The demonstrations that had saved the lives of those men in mixed marriages have, of course, a difficult legacy. Were they protesting the mistreatment of Jews in Nazi Germany, as some have romantically supposed, or were they merely asking for the return of what was theirs? One way or another, this was not only the largest public protest of Nazi antisemitism on the streets of Germany, it was also the last.

This part of our morning over, we again board the buses for a different type of memorialisation: the Berlin Jewish Museum.

After receiving a brief introduction to the museum, we break into three groups to explore Daniel Libeskind’s celebrated subterranean monument to the Holocaust.

Jagged lines beneath a bleak sky
Photograph: Howard Wolfers
Lines and Angles
Photograph: Howard Wolfers

Structured as a series of intersecting lines, in corridors that play with perception and comprehension, the monument strikes the newly-arrived visitor as a sort of maze.
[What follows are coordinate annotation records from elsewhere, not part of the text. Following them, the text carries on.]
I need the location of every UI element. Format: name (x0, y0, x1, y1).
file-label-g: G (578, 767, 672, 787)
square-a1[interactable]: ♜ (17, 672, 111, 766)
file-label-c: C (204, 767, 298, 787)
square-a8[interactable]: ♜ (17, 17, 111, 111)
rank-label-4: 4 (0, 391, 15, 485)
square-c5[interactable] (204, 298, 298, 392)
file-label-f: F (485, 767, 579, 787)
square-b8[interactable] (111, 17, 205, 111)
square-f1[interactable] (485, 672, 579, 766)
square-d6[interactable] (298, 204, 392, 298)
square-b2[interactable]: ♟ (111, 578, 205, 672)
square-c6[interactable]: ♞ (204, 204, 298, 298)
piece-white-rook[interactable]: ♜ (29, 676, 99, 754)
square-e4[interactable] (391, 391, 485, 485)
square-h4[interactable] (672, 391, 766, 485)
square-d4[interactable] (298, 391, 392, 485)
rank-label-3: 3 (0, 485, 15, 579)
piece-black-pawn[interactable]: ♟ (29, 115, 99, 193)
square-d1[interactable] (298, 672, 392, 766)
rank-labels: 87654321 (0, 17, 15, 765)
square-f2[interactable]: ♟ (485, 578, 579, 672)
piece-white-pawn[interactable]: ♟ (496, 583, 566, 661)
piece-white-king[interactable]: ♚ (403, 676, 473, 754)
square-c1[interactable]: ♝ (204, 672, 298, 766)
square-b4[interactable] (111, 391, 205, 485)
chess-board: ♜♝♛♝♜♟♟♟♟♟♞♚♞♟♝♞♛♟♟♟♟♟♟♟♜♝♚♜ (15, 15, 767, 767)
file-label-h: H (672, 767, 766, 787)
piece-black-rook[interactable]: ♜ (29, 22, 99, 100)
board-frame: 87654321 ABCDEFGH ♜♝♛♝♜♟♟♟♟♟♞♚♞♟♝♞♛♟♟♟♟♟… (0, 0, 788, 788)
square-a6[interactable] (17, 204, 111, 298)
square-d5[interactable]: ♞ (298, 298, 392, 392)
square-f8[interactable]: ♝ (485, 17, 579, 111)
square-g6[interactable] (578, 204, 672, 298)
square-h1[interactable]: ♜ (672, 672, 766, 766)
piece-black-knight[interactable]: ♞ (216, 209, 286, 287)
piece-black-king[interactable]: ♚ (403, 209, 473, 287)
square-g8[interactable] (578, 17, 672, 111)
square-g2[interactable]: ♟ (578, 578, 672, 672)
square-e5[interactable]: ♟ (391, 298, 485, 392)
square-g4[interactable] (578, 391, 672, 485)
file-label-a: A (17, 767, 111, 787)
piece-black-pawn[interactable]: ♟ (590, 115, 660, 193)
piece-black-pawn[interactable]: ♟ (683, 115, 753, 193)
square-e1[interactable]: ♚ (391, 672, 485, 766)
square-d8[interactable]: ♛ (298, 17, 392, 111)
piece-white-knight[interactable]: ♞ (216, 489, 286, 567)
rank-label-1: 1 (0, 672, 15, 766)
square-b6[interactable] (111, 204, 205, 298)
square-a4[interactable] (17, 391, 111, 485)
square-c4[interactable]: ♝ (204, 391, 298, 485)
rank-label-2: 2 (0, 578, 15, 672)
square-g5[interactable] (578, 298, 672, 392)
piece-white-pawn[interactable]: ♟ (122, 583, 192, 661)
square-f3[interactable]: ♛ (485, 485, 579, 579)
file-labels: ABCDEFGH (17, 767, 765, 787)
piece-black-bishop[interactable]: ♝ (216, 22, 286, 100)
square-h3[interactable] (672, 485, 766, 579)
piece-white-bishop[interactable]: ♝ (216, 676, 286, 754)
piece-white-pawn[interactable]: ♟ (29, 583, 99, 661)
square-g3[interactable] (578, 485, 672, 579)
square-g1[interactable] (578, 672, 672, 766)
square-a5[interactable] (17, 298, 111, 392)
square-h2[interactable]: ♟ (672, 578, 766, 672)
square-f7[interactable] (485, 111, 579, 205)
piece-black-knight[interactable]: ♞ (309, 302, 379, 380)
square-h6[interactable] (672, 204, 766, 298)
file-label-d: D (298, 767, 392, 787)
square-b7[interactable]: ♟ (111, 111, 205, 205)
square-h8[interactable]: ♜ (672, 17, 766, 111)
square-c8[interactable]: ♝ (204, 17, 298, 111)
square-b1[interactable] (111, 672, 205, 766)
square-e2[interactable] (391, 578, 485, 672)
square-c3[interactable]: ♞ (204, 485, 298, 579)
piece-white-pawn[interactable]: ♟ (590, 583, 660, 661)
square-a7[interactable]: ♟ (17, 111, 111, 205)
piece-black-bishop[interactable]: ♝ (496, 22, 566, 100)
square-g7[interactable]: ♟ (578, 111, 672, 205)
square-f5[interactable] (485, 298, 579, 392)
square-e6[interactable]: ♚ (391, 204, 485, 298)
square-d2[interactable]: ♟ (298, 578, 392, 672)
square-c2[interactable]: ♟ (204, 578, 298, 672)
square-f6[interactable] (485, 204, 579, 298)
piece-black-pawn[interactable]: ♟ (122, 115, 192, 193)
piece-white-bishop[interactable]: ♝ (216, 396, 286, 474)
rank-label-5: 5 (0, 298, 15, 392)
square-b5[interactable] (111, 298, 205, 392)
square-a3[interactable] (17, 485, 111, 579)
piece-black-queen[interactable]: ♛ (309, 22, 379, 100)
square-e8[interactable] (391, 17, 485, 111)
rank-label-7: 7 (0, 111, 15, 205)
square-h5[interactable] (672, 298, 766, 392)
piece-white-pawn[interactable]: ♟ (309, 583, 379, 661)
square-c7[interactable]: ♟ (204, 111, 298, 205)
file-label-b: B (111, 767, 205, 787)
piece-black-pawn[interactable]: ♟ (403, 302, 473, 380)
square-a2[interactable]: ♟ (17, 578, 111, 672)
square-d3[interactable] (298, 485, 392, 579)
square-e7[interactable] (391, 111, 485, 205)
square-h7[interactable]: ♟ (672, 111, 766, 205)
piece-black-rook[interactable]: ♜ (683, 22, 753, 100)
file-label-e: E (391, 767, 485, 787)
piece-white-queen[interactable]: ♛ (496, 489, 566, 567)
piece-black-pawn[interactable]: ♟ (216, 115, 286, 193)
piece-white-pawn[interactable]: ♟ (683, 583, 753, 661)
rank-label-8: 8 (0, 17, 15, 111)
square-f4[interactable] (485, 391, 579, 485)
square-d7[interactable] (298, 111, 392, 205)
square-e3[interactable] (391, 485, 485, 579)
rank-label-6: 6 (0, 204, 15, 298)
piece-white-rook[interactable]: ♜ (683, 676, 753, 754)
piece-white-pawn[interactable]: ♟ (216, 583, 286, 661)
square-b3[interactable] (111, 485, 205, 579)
Flashing lights and rotating mirrors increase the sense of discombobulation, while frequent intersections force us to continually choose and re-choose a path.

Does one continue in a straight line, where the walls are emblazoned with the names of German towns? Does one choose the path of exile, with the names of European and international cities written in their place? Or does one fork off on the axis of destruction, where the names are frighteningly familiar to all students of the Nazi genocide?

… Lublin Majdanek Treblinka …
Photograph: Simon Holloway

Curiously, the path that leads to annihilation also bisects with the paths leading to continuity and to exile, presaging the threat of destruction that faced those who were hiding and those who were fleeing at every step they took.

Each of the three paths culminated in a memorial space that was remarkable in so many ways. The path leading to the Holocaust concluded in the Holocaust Tower: a room lit only by natural light that flowed through a thin aperture, with no heating and with nothing to disrupt the smooth and textureless surface of the walls. A triangular cavity, stretching upwards to the roof, this was a dark space and a cold one. An alienating space.

The Holocaust Tower. A void.
Photograph: Howard Wolfers

The path leading to flight culminated in the Garden of Exiles. No photograph can do justice to this incredible space, in which 49 featureless slabs are arranged in a perfect geometrical square, but in which the ground tilts slightly on both axes, forcing one to stumble over its rocky and uneven surface. As Libeskind remarked, this is the only space in his memorial that is geometrically regular, but it is also the only space that our feet treat as uncertain.

From within the Garden of Exiles
Photograph: Howard Wolfers

Finally, and perhaps most controversially, is the culmination of the axis of constancy. A room, its floor littered with metal disks, each of which is cut crudely in the form of crying and shouting faces, it invites us to walk upon them – or to watch and to listen while others do. What does it mean? What is Libeskind saying? As with every aspect of this incredible memorial, we felt that it permits of so many interpretations.

“The Memory Void”
Photograph: Simon Holloway
Standing Still
Photograph: Sandra Barrkman

In some ways this was our shortest day so far, but in others it feels perhaps the longest. There are so many empty spaces within this city, and it is fitting that there are so many voids within its most celebrated memorial.

In the afternoon, before going out for dinner as a group, we enjoyed a boat cruise of Berlin’s waterway. Observing the other people on the boat, and considering the sights on either side of the canal, we really got a sense of just how many different ways there are to experience this city. The site of Germany’s persecution of its Jews is but one of a number of intersecting histories that cut across the tapestry that is Berlin.